La Teoria dei quanta, tra Fisica e Filosofia
Inauguriamo così il 2017! Riportiamo un estratto di “Fisica e Filosofia” di Heisenberg per sentire le parole originarie che descrivono la teoria dei quanta, oggi troppo spesso impropriamente e indebitamente citata.
Happy Reading! 😉
“Il grado di complicazione della biologia è così scoraggiante che è impossibile immaginare attualmente una qualsiasi serie di concetti le cui connessioni possano essere così esattamente definite da rendere possibile una rappresentazione matematica di esse.
Se procediamo oltre la biologia ed includiamo nella discussione la psicologia, non ci può essere allora più alcun dubbio sul fatto che i concetti della fisica e della chimica, accompagnati da quello di evoluzione, siano insufficienti a descrivere i fatti.
Su questo punto l’esistenza della teoria dei quanta ha modifcato il nostro atteggiamento circa quello che si credeva nel diciannovesimo secolo.
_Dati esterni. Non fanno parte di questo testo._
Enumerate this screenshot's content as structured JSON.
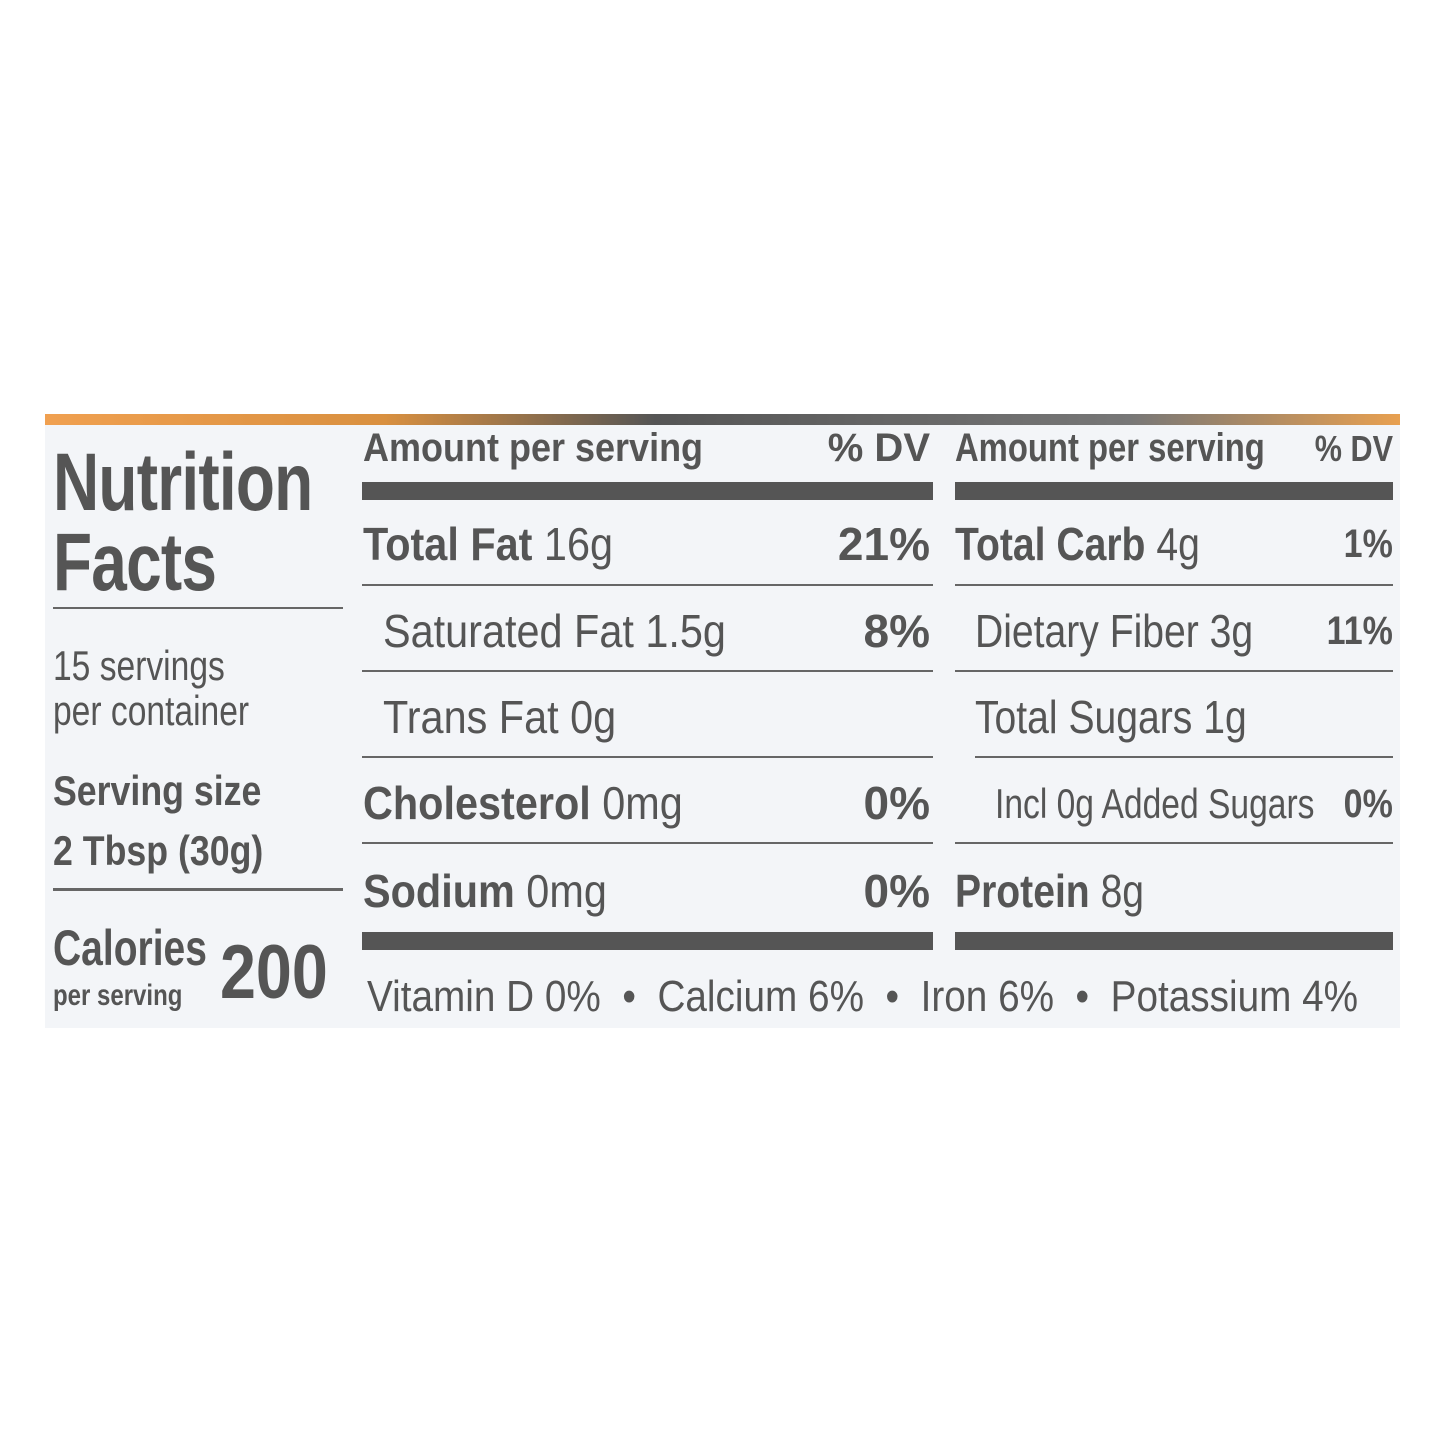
{
  "title_line1": "Nutrition",
  "title_line2": "Facts",
  "servings_line1": "15 servings",
  "servings_line2": "per container",
  "serving_size_label": "Serving size",
  "serving_size_value": "2 Tbsp (30g)",
  "calories_label": "Calories",
  "calories_sub": "per serving",
  "calories_value": "200",
  "left_table": {
    "header": "Amount per serving",
    "dv_header": "% DV",
    "rows": [
      {
        "name": "Total Fat",
        "amount": "16g",
        "dv": "21%"
      },
      {
        "name": "Saturated Fat",
        "amount": "1.5g",
        "dv": "8%"
      },
      {
        "name": "Trans Fat",
        "amount": "0g",
        "dv": ""
      },
      {
        "name": "Cholesterol",
        "amount": "0mg",
        "dv": "0%"
      },
      {
        "name": "Sodium",
        "amount": "0mg",
        "dv": "0%"
      }
    ]
  },
  "right_table": {
    "header": "Amount per serving",
    "dv_header": "% DV",
    "rows": [
      {
        "name": "Total Carb",
        "amount": "4g",
        "dv": "1%"
      },
      {
        "name": "Dietary Fiber",
        "amount": "3g",
        "dv": "11%"
      },
      {
        "name": "Total Sugars",
        "amount": "1g",
        "dv": ""
      },
      {
        "name": "Incl 0g Added Sugars",
        "amount": "",
        "dv": "0%"
      },
      {
        "name": "Protein",
        "amount": "8g",
        "dv": ""
      }
    ]
  },
  "footer": "Vitamin D 0%  •  Calcium 6%  •  Iron 6%  •  Potassium 4%"
}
Durante quel periodo, alcuni scienziati furono inclini a pensare che i fenomeni psicologici potessero in definitiva venire spiegati sulla base della chimica e della fisica del cervello. Dal punto di vista teoretico quantico, tale assunto non appare affatto giustificato.
Noi, a dispetto del fatto che gli eventi fisici del cervello appartengono ai fenomeni psichici, non ci aspetteremmo che possano essere sufficienti per spiegarli. Nè avremmo il minimo dubbio sul fatto che il cervello agisce come un meccanismo fisico-chimico se trattato come tale; ma per comprendere i fenomeni psichici, noi cominceremmo dal fatto che la mente umana entra insieme come oggetto e come soggetto nel processo scientifico della psicologia. […]
La fisica classica può venir considerata come quella idealizzazione per cui noi parliamo del mondo come di qualcosa interamente separato da noi stessi. Nella teoria dei quanta, l’uomo quale oggetto della scienza viene pienamente chiamato in causa nelle domande che sono rivolte alla natura nei termini a priori della scienza umana. La teoria dei quanta non permette una descrizione completamente oggettiva della natura. […]
Il risultato dell’osservazione non può essere generalmente preveduto con certezza; ciò che può essere preveduto è la probabilità di un certo risultato dell’osservazione. La funzione di probabilità non deve, come fa il procedimento normale della meccanica newtoninana, descrivere un certo evento ma, almeno durante il processo di osservazione, un complesso di eventi possibili.
Natura non facit saltus e salto quantico
L’osservazione stessa cambia la funzione di probabilità in modo discontinuo: essa sceglie fra tutti gli eventi possibili quello che realmente ha avuto luogo. […] Giungiamo così alla definizione di “salto quantico”. Quando si usa il vecchio adagio Natura non facit saltus, come base per una critica della teoria dei quanta, noi possiamo rispondere che è certo che la nostra conoscenza può cambiare improvvisamente e che questo fatto giustifica l’uso del termine “salto quantico”.
Perciò, il passaggio dal “possibile” al “reale” ha luogo durante l’atto d’osservazione. […] La parola “accade” si applica all’atto fisico e non a quello psichico dell’osservazione, e noi possiamo dire che il passaggio dal “possibile” al “reale” si verifica non appena l’interazione dell’oggetto e del dispositivo di misurazione, e quindi del resto del mondo, è entrata in gioco; ciò non è conneso con l’atto di registrazione del risultato ad opera della mente dell’osservatore. Il mutamento discontinuo della funzione di probabilità ha luogo, tuttavia, con l’atto di registrazione, poichè è il mutamento discontinuo del nostro conoscere all’istante della registrazione che si rispecchia nel mutamento discontinuo della funzione di probabilità […]
Nella fisica il nostro lavoro scientifico consiste nel porre delle domande sulla natura, nel linguaggio che noi possediamo e nel cercare di ottenere una risposta dall’esperimento con i mezzi che sono a nostra disposizione. In tal modo la teoria dei quanta ci ricorda, come ha detto Bohr, la vecchia saggezza per cui, nella ricerca dell’armonia della vita, non dobbiamo dimenticarci che nel dramma dell’esistenza siamo insieme attori e spettatori”.